Presos à anamnese do futuro, juravam a pés juntos que sabiam uns centímetros do futuro. Por mais que os desaconselhassem do futuro – por mais que sublinhassem, na ardósia que traziam nas mãos, que o futuro é a coisa mais desimportante de que podemos ser curadores. Dizia-se: o futuro é proibido, nunca chegar a existir; o seu prazo de validade esgota-se no agora que esvazia o futuro no presente.
Só os iludidos é que sussurravam as palavras que julgavam ecoar do futuro. No fundo, eram fingidores. Mergulhavam na sua amputação: meter um braço ou uma perna no futuro, era como de lá sair sem eles. Por mais que a advertência fosse pedagógica (o futuro, é o fruto proibido – e a vírgula não estava por acaso na oração), resistiam, debatiam-se com as forças de quem se esqueceu do presente. Era o fermento da esperança, o futuro de que não sabiam nada.

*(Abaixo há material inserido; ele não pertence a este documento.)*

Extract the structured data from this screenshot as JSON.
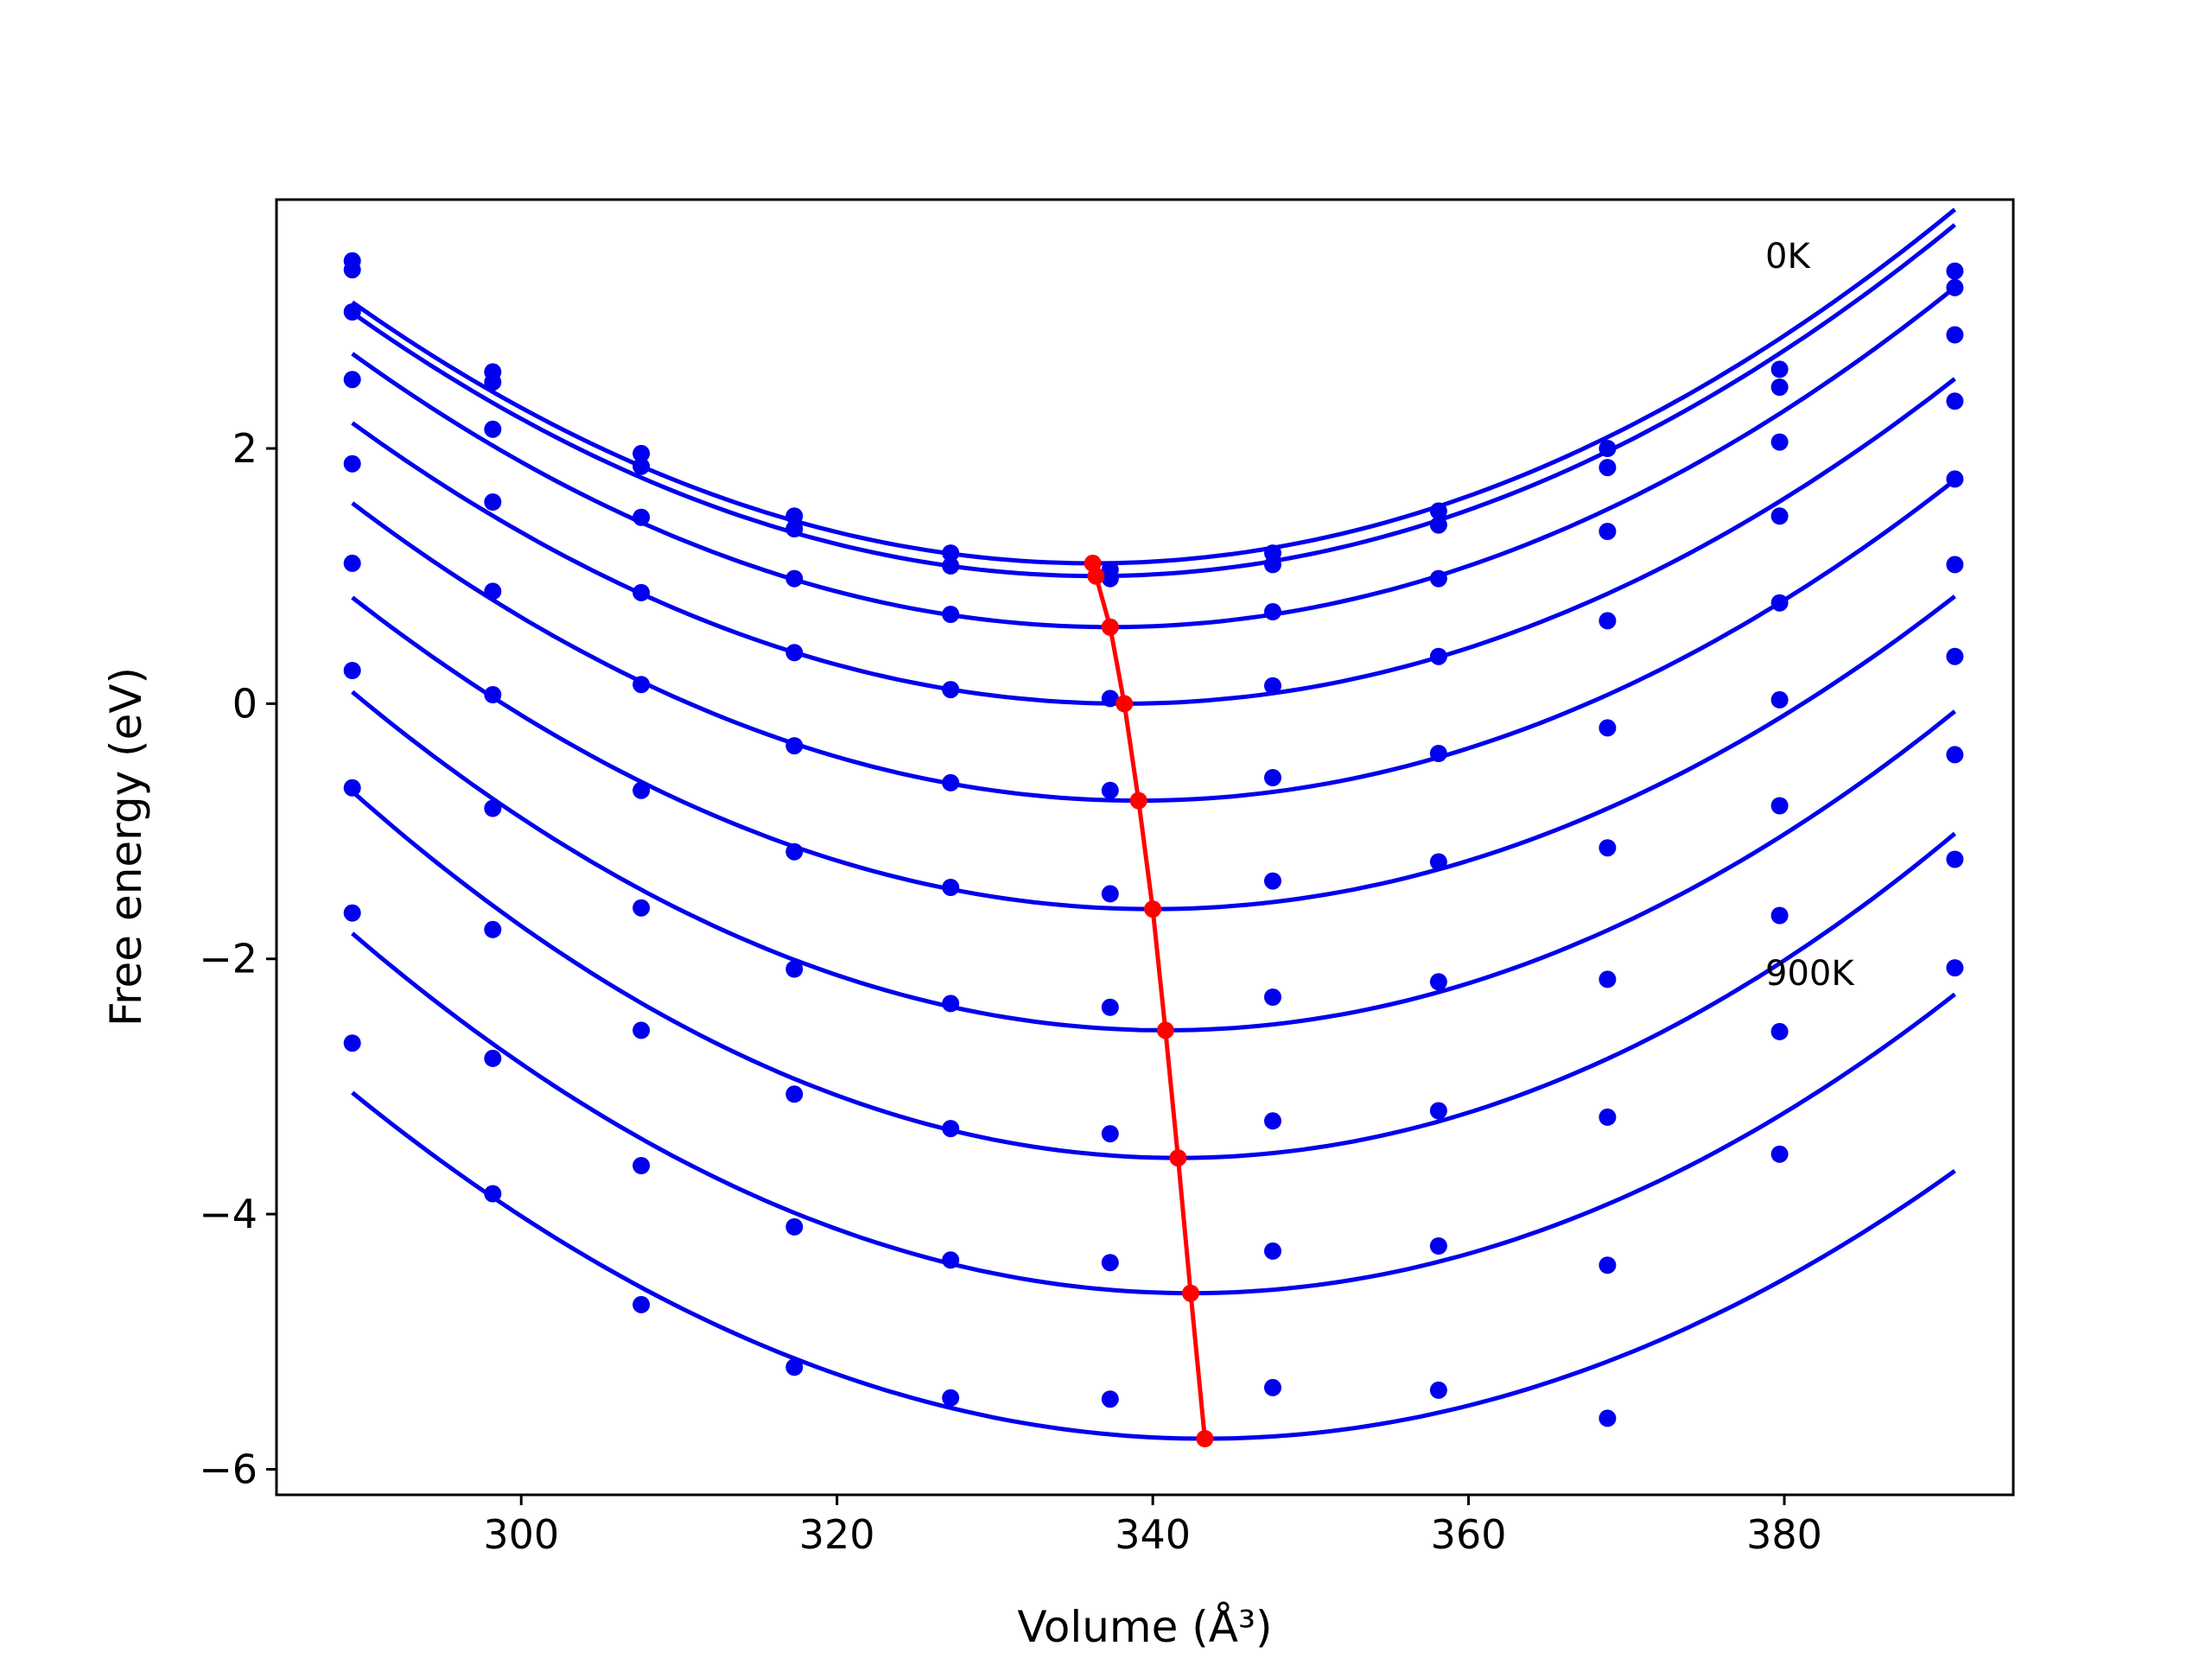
{
  "chart_data": {
    "type": "scatter",
    "title": "",
    "xlabel": "Volume",
    "xlabel_unit": "(Å³)",
    "ylabel": "Free energy (eV)",
    "xlim": [
      284.5,
      394.5
    ],
    "ylim": [
      -6.2,
      3.95
    ],
    "x_ticks": [
      300,
      320,
      340,
      360,
      380
    ],
    "x_tick_labels": [
      "300",
      "320",
      "340",
      "360",
      "380"
    ],
    "y_ticks": [
      2,
      0,
      -2,
      -4,
      -6
    ],
    "y_tick_labels": [
      "2",
      "0",
      "−2",
      "−4",
      "−6"
    ],
    "grid": false,
    "legend": "none",
    "colors": {
      "points": "#0000ee",
      "fits": "#0000ee",
      "minimum_line": "#ff0000",
      "frame": "#000000"
    },
    "annotations": [
      {
        "text": "0K",
        "x": 381.6,
        "y": 3.48
      },
      {
        "text": "900K",
        "x": 381.6,
        "y": -2.13
      }
    ],
    "volumes": [
      289.3,
      298.2,
      307.6,
      317.3,
      327.2,
      337.3,
      347.6,
      358.1,
      368.8,
      379.7,
      390.8
    ],
    "series": [
      {
        "values": [
          3.47,
          2.6,
          1.96,
          1.47,
          1.18,
          1.05,
          1.18,
          1.51,
          2.0,
          2.62,
          3.39
        ],
        "fit": {
          "x0": 336.2,
          "y0": 1.1,
          "a": 0.00093
        }
      },
      {
        "values": [
          3.4,
          2.52,
          1.86,
          1.37,
          1.08,
          0.98,
          1.09,
          1.4,
          1.85,
          2.48,
          3.26
        ],
        "fit": {
          "x0": 336.4,
          "y0": 1.0,
          "a": 0.00093
        }
      },
      {
        "values": [
          3.07,
          2.15,
          1.46,
          0.98,
          0.7,
          0.6,
          0.72,
          0.98,
          1.35,
          2.05,
          2.89
        ],
        "fit": {
          "x0": 337.3,
          "y0": 0.6,
          "a": 0.00093
        }
      },
      {
        "values": [
          2.54,
          1.58,
          0.87,
          0.4,
          0.11,
          0.04,
          0.14,
          0.37,
          0.65,
          1.47,
          2.37
        ],
        "fit": {
          "x0": 338.2,
          "y0": 0.0,
          "a": 0.00092
        }
      },
      {
        "values": [
          1.88,
          0.88,
          0.15,
          -0.33,
          -0.62,
          -0.68,
          -0.58,
          -0.39,
          -0.19,
          0.79,
          1.76
        ],
        "fit": {
          "x0": 339.1,
          "y0": -0.76,
          "a": 0.00094
        }
      },
      {
        "values": [
          1.1,
          0.07,
          -0.68,
          -1.16,
          -1.44,
          -1.49,
          -1.39,
          -1.24,
          -1.13,
          0.03,
          1.09
        ],
        "fit": {
          "x0": 340.0,
          "y0": -1.61,
          "a": 0.00095
        }
      },
      {
        "values": [
          0.26,
          -0.82,
          -1.6,
          -2.08,
          -2.35,
          -2.38,
          -2.3,
          -2.18,
          -2.16,
          -0.8,
          0.37
        ],
        "fit": {
          "x0": 340.8,
          "y0": -2.56,
          "a": 0.001
        }
      },
      {
        "values": [
          -0.66,
          -1.77,
          -2.56,
          -3.06,
          -3.33,
          -3.37,
          -3.27,
          -3.19,
          -3.24,
          -1.66,
          -0.4
        ],
        "fit": {
          "x0": 341.6,
          "y0": -3.56,
          "a": 0.00105
        }
      },
      {
        "values": [
          -1.64,
          -2.78,
          -3.62,
          -4.1,
          -4.36,
          -4.38,
          -4.29,
          -4.25,
          -4.4,
          -2.57,
          -1.22
        ],
        "fit": {
          "x0": 342.4,
          "y0": -4.62,
          "a": 0.001
        }
      },
      {
        "values": [
          -2.66,
          -3.84,
          -4.71,
          -5.2,
          -5.44,
          -5.45,
          -5.36,
          -5.38,
          -5.6,
          -3.53,
          -2.07
        ],
        "fit": {
          "x0": 343.3,
          "y0": -5.76,
          "a": 0.00093
        }
      }
    ],
    "minimum_curve": {
      "x": [
        336.2,
        336.4,
        337.3,
        338.2,
        339.1,
        340.0,
        340.8,
        341.6,
        342.4,
        343.3
      ],
      "y": [
        1.1,
        1.0,
        0.6,
        0.0,
        -0.76,
        -1.61,
        -2.56,
        -3.56,
        -4.62,
        -5.76
      ]
    }
  }
}
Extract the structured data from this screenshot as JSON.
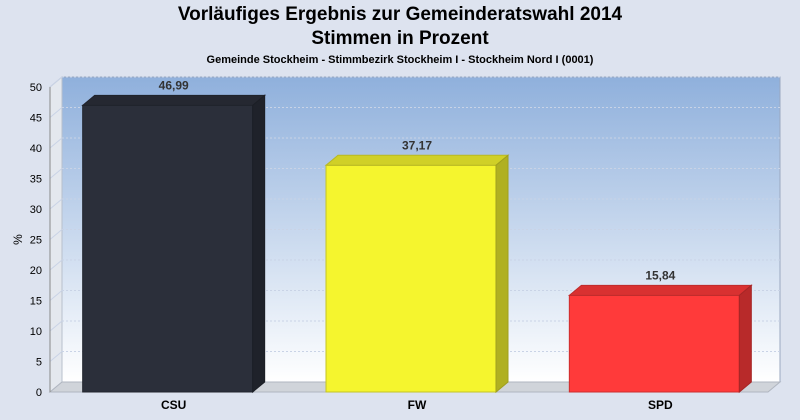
{
  "title": "Vorläufiges Ergebnis zur Gemeinderatswahl 2014",
  "subtitle": "Stimmen in Prozent",
  "subsubtitle": "Gemeinde Stockheim - Stimmbezirk Stockheim I - Stockheim Nord I (0001)",
  "chart_data": {
    "type": "bar",
    "categories": [
      "CSU",
      "FW",
      "SPD"
    ],
    "values": [
      46.99,
      37.17,
      15.84
    ],
    "value_labels": [
      "46,99",
      "37,17",
      "15,84"
    ],
    "colors": [
      "#2b2f3a",
      "#f5f52e",
      "#ff3a3a"
    ],
    "ylabel": "%",
    "ylim": [
      0,
      50
    ],
    "yticks": [
      0,
      5,
      10,
      15,
      20,
      25,
      30,
      35,
      40,
      45,
      50
    ],
    "grid": true,
    "legend": "none"
  }
}
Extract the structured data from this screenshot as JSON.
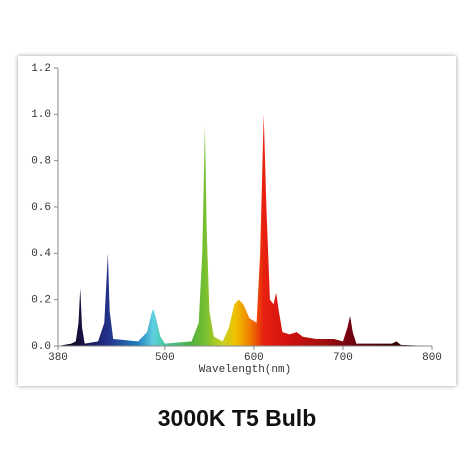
{
  "chart_data": {
    "type": "area",
    "title": "3000K T5 Bulb",
    "x_label": "Wavelength(nm)",
    "x": [
      380,
      395,
      400,
      403,
      405,
      407,
      410,
      425,
      432,
      436,
      438,
      442,
      470,
      480,
      485,
      487,
      490,
      495,
      500,
      530,
      538,
      542,
      545,
      547,
      550,
      555,
      565,
      572,
      578,
      583,
      588,
      595,
      603,
      607,
      611,
      614,
      618,
      622,
      625,
      628,
      632,
      640,
      648,
      655,
      670,
      690,
      700,
      705,
      708,
      711,
      715,
      740,
      755,
      760,
      765,
      800
    ],
    "values": [
      0,
      0.01,
      0.02,
      0.1,
      0.25,
      0.08,
      0.01,
      0.02,
      0.1,
      0.4,
      0.15,
      0.03,
      0.02,
      0.06,
      0.14,
      0.16,
      0.12,
      0.04,
      0.01,
      0.02,
      0.1,
      0.4,
      0.95,
      0.5,
      0.15,
      0.04,
      0.02,
      0.08,
      0.18,
      0.2,
      0.18,
      0.12,
      0.1,
      0.4,
      1.0,
      0.6,
      0.2,
      0.18,
      0.23,
      0.15,
      0.06,
      0.05,
      0.06,
      0.04,
      0.03,
      0.03,
      0.02,
      0.08,
      0.13,
      0.06,
      0.01,
      0.01,
      0.01,
      0.02,
      0.005,
      0
    ],
    "xlim": [
      380,
      800
    ],
    "xticks": [
      380,
      500,
      600,
      700,
      800
    ],
    "ylim": [
      0,
      1.2
    ],
    "yticks": [
      {
        "value": 0,
        "label": "0.0"
      },
      0.2,
      0.4,
      0.6,
      0.8,
      {
        "value": 1,
        "label": "1.0"
      },
      1.2
    ]
  }
}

E, todavia, havia uma confraria do futuro. Gastavam todo o seu tempo à procura de oráculos convincentes, oráculos à prova de contestação. Arrumavam a contestação do presente com um bumerangue atirado à memória futura. Depois ficavam parados à espera da devolução, que é a física quântica do bumerangue. Esperavam pelas boas novas do futuro. De tão desanimados com o presente, eram viciados no futuro. No futuro proibido. Do futuro só se podiam esperar novidades que fossem boas. Mesmo que não fossem novidades e assim exaurissem a sua credencial de bondade. Eram os fautores de um totalitarismo intemporal.
Protestavam com veemência contra os que protestavam contra eles. Acusavam-nos de urdirem conspirações sucessivas contra o futuro. Acusavam esses déspotas de hipotecaram o futuro à conta da sua irascibilidade, à conta da sua incorrigível apreensão contra o futuro. Os procuradores do futuro tinham uma intendência: desmentir os apocalipses com marca registada do futuro, tirando do horizonte os vultos que o açambarcavam com o tempo presente.
E por mais que os apóstatas tirassem crédito ao futuro – como se fossem especuladores que apostam contra a benevolência do futuro, mendigando-o como um fardo –, os que colhiam as flores frescas do pressentimento do futuro não se convenciam que o futuro era proibido.
Essa era uma profecia que só os mortos podiam outorgar.